Не понукает Марья, в лес дорогу любая лошадь помнит. А сколько ни наезжено зимниками верст, без слез терпеть, как режет щеки мороз, лезет сквозь невидимые щели под платок, грызет под овчиной колени – никак не возможно.
Ехать Марье далёко, куда местные не ходят. Плохо, до светла не успела, болезни теперь не отвадишь. Вот бабушка любую хворь на яблоке могла заговорить, а здесь земля не родит, и садов нет. В прошлый год снег на Троицу выпал. То ли дома: говорят, палку воткнешь – растет; а в июне падалица жердёлы да тютина мажут пятки. Там она была Марийка-краса, нарядная невеста; здесь – Марья-хохлуша с мужем непутевым, гулящие люди.
Заметают ветви следы, щурится Марья от белой стужи. Сыплется с неба в глаза окаянное просо, покрывает узорными петлями складки яги. Не тает на рукаве большая снежинка: играют под низким солнцем ледяные лучи, водят хоровод – поровну делят круг; скоро, скоро Марье водить… Да не так делят, как звездочка гусиного лука, а как яблоневый цвет пятерней растопырились во все стороны, грозят Марье: не спи… Не спи…
Вздрогнула, открыла глаза. Мерно, без окрика шагает Серка, играют, цепляются друг за дружку игольчатые цветки, расставляют блестящие лапы: где передние, где задние – не разберешь, а всё одно – не столько положено быть...

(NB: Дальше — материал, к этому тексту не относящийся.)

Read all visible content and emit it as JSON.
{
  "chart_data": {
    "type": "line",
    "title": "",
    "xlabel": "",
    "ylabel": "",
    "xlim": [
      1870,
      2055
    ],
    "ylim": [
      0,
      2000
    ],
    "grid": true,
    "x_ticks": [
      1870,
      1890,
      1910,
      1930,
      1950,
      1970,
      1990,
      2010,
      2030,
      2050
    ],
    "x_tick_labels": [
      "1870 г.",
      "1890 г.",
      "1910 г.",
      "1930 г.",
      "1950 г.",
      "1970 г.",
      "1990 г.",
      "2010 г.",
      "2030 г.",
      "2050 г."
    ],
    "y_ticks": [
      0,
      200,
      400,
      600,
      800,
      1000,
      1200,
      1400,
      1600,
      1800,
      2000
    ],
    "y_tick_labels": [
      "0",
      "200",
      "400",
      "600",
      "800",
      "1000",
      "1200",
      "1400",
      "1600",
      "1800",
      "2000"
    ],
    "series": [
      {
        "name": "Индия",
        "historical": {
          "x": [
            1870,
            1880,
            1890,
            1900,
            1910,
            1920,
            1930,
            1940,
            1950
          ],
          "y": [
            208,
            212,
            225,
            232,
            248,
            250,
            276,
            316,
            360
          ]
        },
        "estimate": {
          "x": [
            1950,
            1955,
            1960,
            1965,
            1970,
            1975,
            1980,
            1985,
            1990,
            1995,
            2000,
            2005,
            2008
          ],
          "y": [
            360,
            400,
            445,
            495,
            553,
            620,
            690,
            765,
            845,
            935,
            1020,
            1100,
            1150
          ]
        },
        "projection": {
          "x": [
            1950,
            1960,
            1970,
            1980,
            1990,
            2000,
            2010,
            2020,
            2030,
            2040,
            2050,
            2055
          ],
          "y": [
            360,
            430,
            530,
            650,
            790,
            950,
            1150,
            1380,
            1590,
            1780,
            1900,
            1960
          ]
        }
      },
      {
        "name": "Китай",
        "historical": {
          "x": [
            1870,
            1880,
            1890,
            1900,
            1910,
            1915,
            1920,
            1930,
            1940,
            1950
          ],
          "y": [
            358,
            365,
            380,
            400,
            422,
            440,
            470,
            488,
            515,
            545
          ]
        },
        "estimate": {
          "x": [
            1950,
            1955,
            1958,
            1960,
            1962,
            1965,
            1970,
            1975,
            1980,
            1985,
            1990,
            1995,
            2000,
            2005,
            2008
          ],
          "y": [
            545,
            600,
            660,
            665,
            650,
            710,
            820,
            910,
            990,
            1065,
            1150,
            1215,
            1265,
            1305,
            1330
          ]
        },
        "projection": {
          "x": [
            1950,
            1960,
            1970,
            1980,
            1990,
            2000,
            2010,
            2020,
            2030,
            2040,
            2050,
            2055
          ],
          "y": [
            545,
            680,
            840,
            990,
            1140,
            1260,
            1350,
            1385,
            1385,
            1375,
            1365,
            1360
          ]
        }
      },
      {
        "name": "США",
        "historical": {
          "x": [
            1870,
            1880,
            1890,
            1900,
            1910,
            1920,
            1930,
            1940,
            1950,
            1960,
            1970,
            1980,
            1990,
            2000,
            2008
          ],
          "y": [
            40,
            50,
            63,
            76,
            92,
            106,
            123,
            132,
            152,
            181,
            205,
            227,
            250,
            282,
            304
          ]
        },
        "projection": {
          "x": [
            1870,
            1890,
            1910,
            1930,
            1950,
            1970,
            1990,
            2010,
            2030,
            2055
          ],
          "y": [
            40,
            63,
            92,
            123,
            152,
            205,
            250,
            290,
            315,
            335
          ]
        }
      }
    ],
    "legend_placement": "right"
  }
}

– Грррай, грррай! – рассмеялось над головой, хрустнуло веткой и пролило рядом снежный ушат. Очнулась Марья, похлопала рукавицами. Поглядела туда, где под соломой горбился меховой сверток. Нет, не грех это. Не это страшно.
Муж ходил на зимний промысел, а это, почитай, полгода. Вернулся весной, как раз на Страстную седьмицу: дикий, страшный, зверьём и кровью пахнет. Обнимал жарко, в собольи шкуры кутал нагую, выплескивал долгую тоску. Замолила бы, да как замолишь, когда даже церквы нет… Страшно пришлыми жить.
Страшно рубить деревянные руки, вбивать столбы в это белое тело, разворачивать плугом утробу чужой земли и знать, что спит она, давно спит под степью, под лесом, под болотами, и терпение ее долгое, как русло реки; но проснется, откроет щели раскосых глаз, разгневается – и не станет больше терпеть. Для вас ли вскормила рогатых великанов, напоила слезами ручьи, расстелила берёзовые кудри?..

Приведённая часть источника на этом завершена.